Dyslexia Scotland produced this book in collaboration with Edinburgh Libraries.  It gives over 100 personal stories of dyslexia by people of various ages, from a wide range of backgrounds.  I identify with many of the people who contributed to this book because many of them remained anonymous and most of the ones who didn’t are not famous.

One story helped me to understand people’s responses to dyslexia.  It taught me that people’s expectations are based on what is usual.  But dyslexic people are unusual because there’s a wide difference between their strengths and weaknesses.

It also taught me that humans instinctively fear difference.  This fear can make us reject people we perceive as different, and behave aggressively towards them.  People don’t like admitting to this behaviour so they blame others.

2. ‘Creative Successful Dyslexic – 23 High Achievers share their stories’

By Margaret Rooke.  Published 2016.  Available in print.

This tells the stories of 23 successful dyslexic people.  Most of these people are in the public eye.  Each profile starts with 1 or 2 photos of the person and the gist of their story.  Then the person tells us about their career.

I found the stories engaging and accessible.  I found it interesting to discover how people had entered and progressed through their career.  In many cases, their journeys were creative and unconventional.

They also describe specific ways that their dyslexia affects them in their work.  For example, footballer Steven Naismith describes how he’s good at being in the right place at the right time, as you can see here.

Book-length autobiographies

  1. ‘The Life and Rhymes of Benjamin Zephaniah: the Autobiography’ (poet, activist, lyricist, writer)  Published 2018.  Available in audio and print.

This taught me about performance poetry, social issues and the positive influence writers can have on other people’s lives and society.  Benjamin talks about the transformative effect that poetry and martial arts have had on his life.  He also describes how his mum would speak in rhyme at home; how his performance poetry career started in a church context; and how he once pitched a radio play to a producer by performing the words, music and sound effects.

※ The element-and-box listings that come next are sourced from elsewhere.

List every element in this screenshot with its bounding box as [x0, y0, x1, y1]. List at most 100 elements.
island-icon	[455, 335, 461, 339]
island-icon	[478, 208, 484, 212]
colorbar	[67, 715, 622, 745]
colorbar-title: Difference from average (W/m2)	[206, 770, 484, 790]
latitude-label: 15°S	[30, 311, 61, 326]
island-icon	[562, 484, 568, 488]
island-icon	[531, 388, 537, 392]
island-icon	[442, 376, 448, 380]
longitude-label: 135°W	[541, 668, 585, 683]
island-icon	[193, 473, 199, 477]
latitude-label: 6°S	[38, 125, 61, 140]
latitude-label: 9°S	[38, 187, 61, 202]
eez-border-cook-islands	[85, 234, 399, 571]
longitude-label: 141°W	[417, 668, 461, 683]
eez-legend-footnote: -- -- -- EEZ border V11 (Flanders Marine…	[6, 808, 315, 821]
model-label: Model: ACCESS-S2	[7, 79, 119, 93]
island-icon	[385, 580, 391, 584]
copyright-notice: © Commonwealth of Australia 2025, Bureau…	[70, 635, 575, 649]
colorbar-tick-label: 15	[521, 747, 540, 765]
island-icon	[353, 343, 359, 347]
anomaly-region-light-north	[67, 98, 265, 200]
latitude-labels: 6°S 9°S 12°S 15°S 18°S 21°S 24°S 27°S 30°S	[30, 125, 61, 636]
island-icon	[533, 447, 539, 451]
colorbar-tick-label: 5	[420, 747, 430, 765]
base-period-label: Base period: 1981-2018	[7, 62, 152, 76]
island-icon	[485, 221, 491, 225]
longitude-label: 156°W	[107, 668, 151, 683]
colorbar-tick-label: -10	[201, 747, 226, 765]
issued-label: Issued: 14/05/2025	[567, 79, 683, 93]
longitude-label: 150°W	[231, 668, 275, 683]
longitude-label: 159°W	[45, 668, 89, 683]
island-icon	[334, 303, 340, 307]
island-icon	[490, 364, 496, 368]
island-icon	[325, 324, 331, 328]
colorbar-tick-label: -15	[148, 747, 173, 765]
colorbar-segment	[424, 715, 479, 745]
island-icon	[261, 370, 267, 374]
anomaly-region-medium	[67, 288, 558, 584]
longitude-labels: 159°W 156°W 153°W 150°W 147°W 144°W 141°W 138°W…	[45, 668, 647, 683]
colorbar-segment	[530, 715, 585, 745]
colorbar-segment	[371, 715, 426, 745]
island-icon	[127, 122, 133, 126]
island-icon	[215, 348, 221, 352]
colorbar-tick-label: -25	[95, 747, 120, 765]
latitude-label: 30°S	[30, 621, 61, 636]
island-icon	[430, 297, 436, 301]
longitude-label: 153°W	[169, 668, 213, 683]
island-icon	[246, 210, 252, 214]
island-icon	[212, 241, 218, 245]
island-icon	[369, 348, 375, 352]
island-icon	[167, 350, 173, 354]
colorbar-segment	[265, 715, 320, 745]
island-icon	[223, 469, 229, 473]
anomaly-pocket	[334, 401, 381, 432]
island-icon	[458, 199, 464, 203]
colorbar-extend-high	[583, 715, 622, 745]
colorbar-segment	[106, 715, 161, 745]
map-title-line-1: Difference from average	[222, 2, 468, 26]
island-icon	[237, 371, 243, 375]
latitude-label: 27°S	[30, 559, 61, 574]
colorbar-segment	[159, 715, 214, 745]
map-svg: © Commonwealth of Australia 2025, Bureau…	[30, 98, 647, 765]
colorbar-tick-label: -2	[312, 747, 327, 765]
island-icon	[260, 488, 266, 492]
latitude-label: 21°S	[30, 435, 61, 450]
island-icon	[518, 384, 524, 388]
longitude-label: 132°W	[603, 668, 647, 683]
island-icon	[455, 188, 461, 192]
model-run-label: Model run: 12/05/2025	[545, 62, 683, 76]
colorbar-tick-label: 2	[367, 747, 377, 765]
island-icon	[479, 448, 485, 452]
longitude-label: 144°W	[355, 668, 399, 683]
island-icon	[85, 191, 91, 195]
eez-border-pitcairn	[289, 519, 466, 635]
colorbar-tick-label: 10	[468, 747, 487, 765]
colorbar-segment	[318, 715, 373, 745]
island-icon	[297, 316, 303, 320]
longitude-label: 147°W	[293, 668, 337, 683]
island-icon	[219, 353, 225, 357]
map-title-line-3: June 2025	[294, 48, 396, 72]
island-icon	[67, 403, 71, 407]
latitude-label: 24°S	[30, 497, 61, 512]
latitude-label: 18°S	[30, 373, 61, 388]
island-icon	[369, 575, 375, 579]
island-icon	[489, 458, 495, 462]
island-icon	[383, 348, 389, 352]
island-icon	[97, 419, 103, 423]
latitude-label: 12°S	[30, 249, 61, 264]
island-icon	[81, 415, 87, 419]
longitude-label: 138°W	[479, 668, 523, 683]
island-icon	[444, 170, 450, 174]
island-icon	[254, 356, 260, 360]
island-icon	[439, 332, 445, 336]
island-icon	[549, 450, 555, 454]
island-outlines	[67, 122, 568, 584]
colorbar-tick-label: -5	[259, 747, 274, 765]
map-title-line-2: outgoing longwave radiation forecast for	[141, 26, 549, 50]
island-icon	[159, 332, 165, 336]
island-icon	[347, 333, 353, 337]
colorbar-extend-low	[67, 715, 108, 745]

2.  ‘Pour Me – A Life’ By AA [Adrian] Gill (critic)                                                                     Published 2015.  Available in audio and print.

This book is extremely eloquent.  Although it deals with some difficult experiences, the writing is so rich that I found it a pleasure to read.  I was particularly struck by Adrian’s account of how he became a journalist: to paraphrase him, he’d tried everything else.

3. ‘Jo Malone – My Story’ (entrepreneur)                                                                                  Published 2016.  Available in print.

The most significant point of this book for me was when Jo managed to talk her way into a perfume laboratory in Paris.  This was highly irregular – only the perfumers were allowed into the lab.  And yet, it was a pivotal point in her career because it’s where she discovered her gift for smell.

Some themes I noticed in these 3 people’s experiences were: they benefited from opportunities to learn and develop their skills outwith formal education (e.g. family, church); they used original approaches to harness opportunities that grew their careers; and they managed to change their behaviours and / or overcome external barriers.